Identify the highest observed sentiment and earliest recorded position within a matched provider dataset. Do not label a provider permanently best: provider output, model choice, prompt mix, and eligible sample size can change the result.

Data required

  • The same answered prompts across providers or models
  • Detected SELF mentions with sentiment values
  • Recorded SELF positions and their eligible counts
  • A fixed period, country, language, topic, tag, and funnel scope
  • Representative answer text from each provider

Workflow

  1. In Analyze > Sentiment, set a consistent analysis scope.
  2. Compare provider or model sentiment with the number of eligible SELF mentions.
  3. In Cockpit > Overview or Cockpit > Compare, record Avg Position with its eligible position count.
  4. Read answers in Monitor > Response Analysis to verify tone, claim accuracy, and whether a numeric rank is meaningful.
  5. Separate providers with incomplete or materially different answer coverage.
  6. Repeat the comparison on important topics rather than relying only on the aggregate.

Interpretation

Sentiment summarizes detected language around eligible SELF mentions; it is not a fact-check or a measure of user opinion.
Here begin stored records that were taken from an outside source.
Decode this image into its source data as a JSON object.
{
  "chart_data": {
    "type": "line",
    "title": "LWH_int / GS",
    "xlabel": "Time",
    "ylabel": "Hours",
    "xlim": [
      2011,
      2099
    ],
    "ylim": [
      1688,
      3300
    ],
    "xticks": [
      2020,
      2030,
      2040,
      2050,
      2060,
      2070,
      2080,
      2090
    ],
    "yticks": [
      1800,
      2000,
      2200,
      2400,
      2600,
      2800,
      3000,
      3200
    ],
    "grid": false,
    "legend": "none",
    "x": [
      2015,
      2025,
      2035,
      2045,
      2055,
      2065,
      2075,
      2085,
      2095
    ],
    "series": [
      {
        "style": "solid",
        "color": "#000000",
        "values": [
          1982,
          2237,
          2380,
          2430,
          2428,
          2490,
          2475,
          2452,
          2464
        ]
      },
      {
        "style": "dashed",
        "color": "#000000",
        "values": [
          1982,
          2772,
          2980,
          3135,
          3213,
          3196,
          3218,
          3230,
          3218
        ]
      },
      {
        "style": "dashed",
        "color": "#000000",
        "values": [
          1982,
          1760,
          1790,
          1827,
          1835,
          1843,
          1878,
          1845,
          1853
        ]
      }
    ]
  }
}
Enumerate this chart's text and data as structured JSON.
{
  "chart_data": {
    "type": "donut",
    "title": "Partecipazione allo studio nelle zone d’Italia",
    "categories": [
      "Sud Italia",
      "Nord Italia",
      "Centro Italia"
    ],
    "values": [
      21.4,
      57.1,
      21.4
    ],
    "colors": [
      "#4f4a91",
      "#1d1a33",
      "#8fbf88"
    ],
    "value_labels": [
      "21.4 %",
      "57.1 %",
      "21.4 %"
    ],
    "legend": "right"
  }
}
Avg Position is conditional on SELF mentions with a recorded rank and excludes brand absences. Always pair sentiment and position with Coverage or Mention Rate. A provider can show favorable sentiment among a small set of mentions while omitting the brand from many answered prompts.

Possible next actions

  • Test whether a negative pattern is concentrated in one topic, prompt, or outdated claim.
  • Review the sources cited in unfavorable answers before proposing a correction.
  • Compare models within the same provider when their results diverge.
  • Track a stable answer cohort after publishing verifiable corrective information.
These actions test explanations and do not guarantee a sentiment or position change.

Limitations

  • Sentiment classification can miss nuance, irony, or mixed evaluations.
  • Position is not meaningful for every narrative response.
  • Providers may return different answer volumes or formats.
  • Observed provider differences do not reveal training data or internal ranking logic.